Reporter: Dharmesta, Ragil Nugroho | Editor: Tri Adi
Walau timbul tenggelam, bisnis pembuatan perhiasan dari manik-manik terus mengkilap. Kurang cocok untuk anak baru gede, pasar terbesar perhiasan manik-manik ini adalah ibu-ibu dan mahasiswi. Untuk berusaha di bidang ini memerlukan kreativitas untuk membuat desain menarik.
Bisnis perhiasan terus menunjukkan prospek yang bagus. Perkembangannya mengikuti tren yang ada di masyarakat, tak terkecuali usaha perhiasan berbahan manik-manik.
Salah satu pebisnis perhiasan manik-manik ini adalah Enno Aksyamala, pemilik Rumah Kalung.

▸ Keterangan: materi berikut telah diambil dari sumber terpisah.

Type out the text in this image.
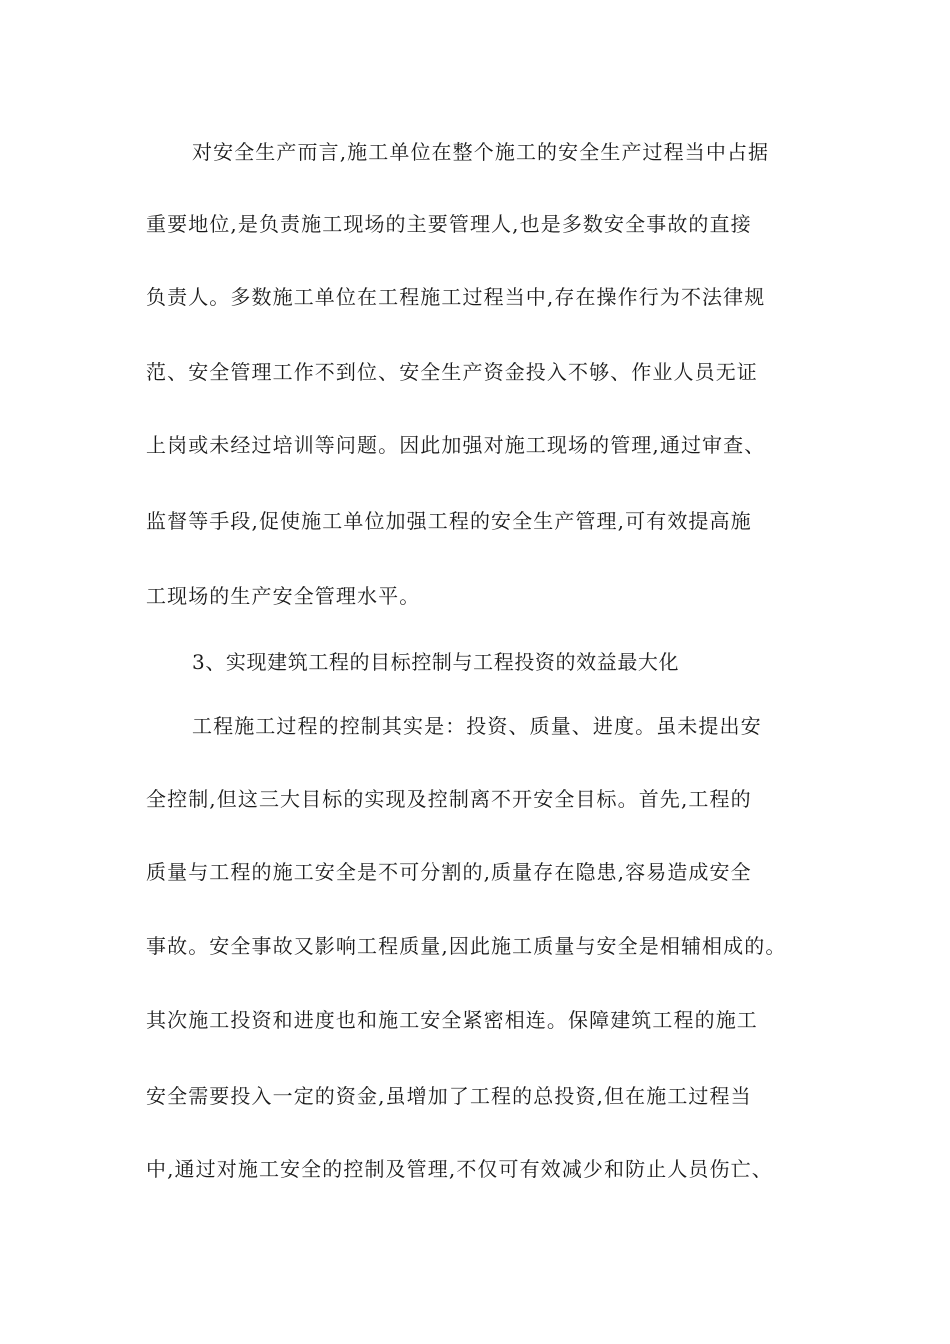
对安全生产而言,施工单位在整个施工的安全生产过程当中占据
重要地位,是负责施工现场的主要管理人,也是多数安全事故的直接
负责人。多数施工单位在工程施工过程当中,存在操作行为不法律规
范、安全管理工作不到位、安全生产资金投入不够、作业人员无证
上岗或未经过培训等问题。因此加强对施工现场的管理,通过审查、
监督等手段,促使施工单位加强工程的安全生产管理,可有效提高施
工现场的生产安全管理水平。
3、实现建筑工程的目标控制与工程投资的效益最大化
工程施工过程的控制其实是：投资、质量、进度。虽未提出安
全控制,但这三大目标的实现及控制离不开安全目标。首先,工程的
质量与工程的施工安全是不可分割的,质量存在隐患,容易造成安全
事故。安全事故又影响工程质量,因此施工质量与安全是相辅相成的。
其次施工投资和进度也和施工安全紧密相连。保障建筑工程的施工
安全需要投入一定的资金,虽增加了工程的总投资,但在施工过程当
中,通过对施工安全的控制及管理,不仅可有效减少和防止人员伤亡、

Enno memulai bisnis manik-manik tahun 2005, namun mulai serius mengikuti berbagai pameran pada tahun 2006.
Enno menggunakan batu kristal dan mutiara dengan untaian wire jewelry atau kawat khusus lapis perak impor. Produk Enno khusus menyasar wanita umur 30 tahun ke atas. “Produk saya tidak cocok untuk anak baru gede karena harganya mahal dan desainnya berat," katanya.
Inspirasi desain perhiasan manik-manik yang dihasilkan Enno berasal dari media luar negeri, internet, dan apa yang dilihat oleh Enno. Banyaknya pemain yang juga melakukan bisnis yang sama membuat Enno harus lebih kreatif.
Untuk memproduksi perhiasan manik-manik itu, Enno mengupah 5 sampai 10 pekerja. Jumlah pekerja tergantung pesanan yang masuk. Biasanya satu pekerja dapat mengerjakan 1-3 buah perhiasan manik-manik per hari. Enno mengerjakan 3-4 orderan tiap minggu. Pemesan biasanya membeli satu set manik-manik yang terdiri dari kalung, gelang, dan anting-anting.
Agar konsumen tidak kecewa, Enno terlebih dahulu akan melihat karakter pemesan. “Kalau orang tomboi, kami buatin perhiasan feminim," ujarnya. Enno juga akan memperhatikan untuk keperluan apa manik-manik itu dipakai, misalnya pesta pernikahan.
Tak hanya membuat dan menjual, Enno juga menyelenggarakan kursus membuat perhiasan manik-manik.Untuk level dasar, biayanya Rp 250.000 sekali pertemuan selama 2-4 jam. Kelas paling tinggi tingkat kerumitan biayanya Rp 470.000. Dari kursus ini, Enno mendapat pemasukan Rp 2,5 juta per bulan dari rata-rata 10 murid yang mengikuti.
Omzet dari kursus ditambah bisnis penjualan manik-manik yang mencapai Rp 10 juta - Rp 15 juta per bulan. Omzet itu naik menjadi Rp 20 juta - Rp 25 juta bila ada pameran. Dengan margin 40%-50%, keuntungan Enno perbulan di atas Rp 5 juta.
Tak hanya Enno yang berbisnis manik-manik, Riski Hapsari pemilik Koleksi Kikie di Jakarta juga berbisnis yang sama. Dari bisnis ini, Riski mampu mengantongi omzet Rp 7 juta per bulan. Tak hanya untuk pasar dalam negeri, produksi Riski sudah menembus pasar Malaysia, Singapura, Australia dan Jepang.
Harga manik-manik yang dihasilkan Kiki panggilan akrab Riski cukup terjangkau. Dijual mulai harga Rp 25.000 - Rp 75.000 per item, Kiki juga melayani permintaan khusus dengan harga khusus juga. Seperti juga Enno, Kiki menyasar segmen mahasiswi dan ibu-ibu dengan umur 19-35 tahun.
Untuk lebih mengenalkan perhiasan manik-manik, Kiki juga menyediakan buku tentang cara merangkai aksesori manik-manik. "Saya membagikannya secara gratis lewat internet," katanya. Ia berharap dengan buku yang diberikan maka orang bisa merangkai aksesori yang ia inginkan.
Kiki bilang, proses tersulit dalam proses pembuatan perhiasan dari manik-manik adalah penentuan desain dan model. Kalau sudah menemukan model, ia bisa menyelesaikan pembuatan dalam 30 menit sampai sejam.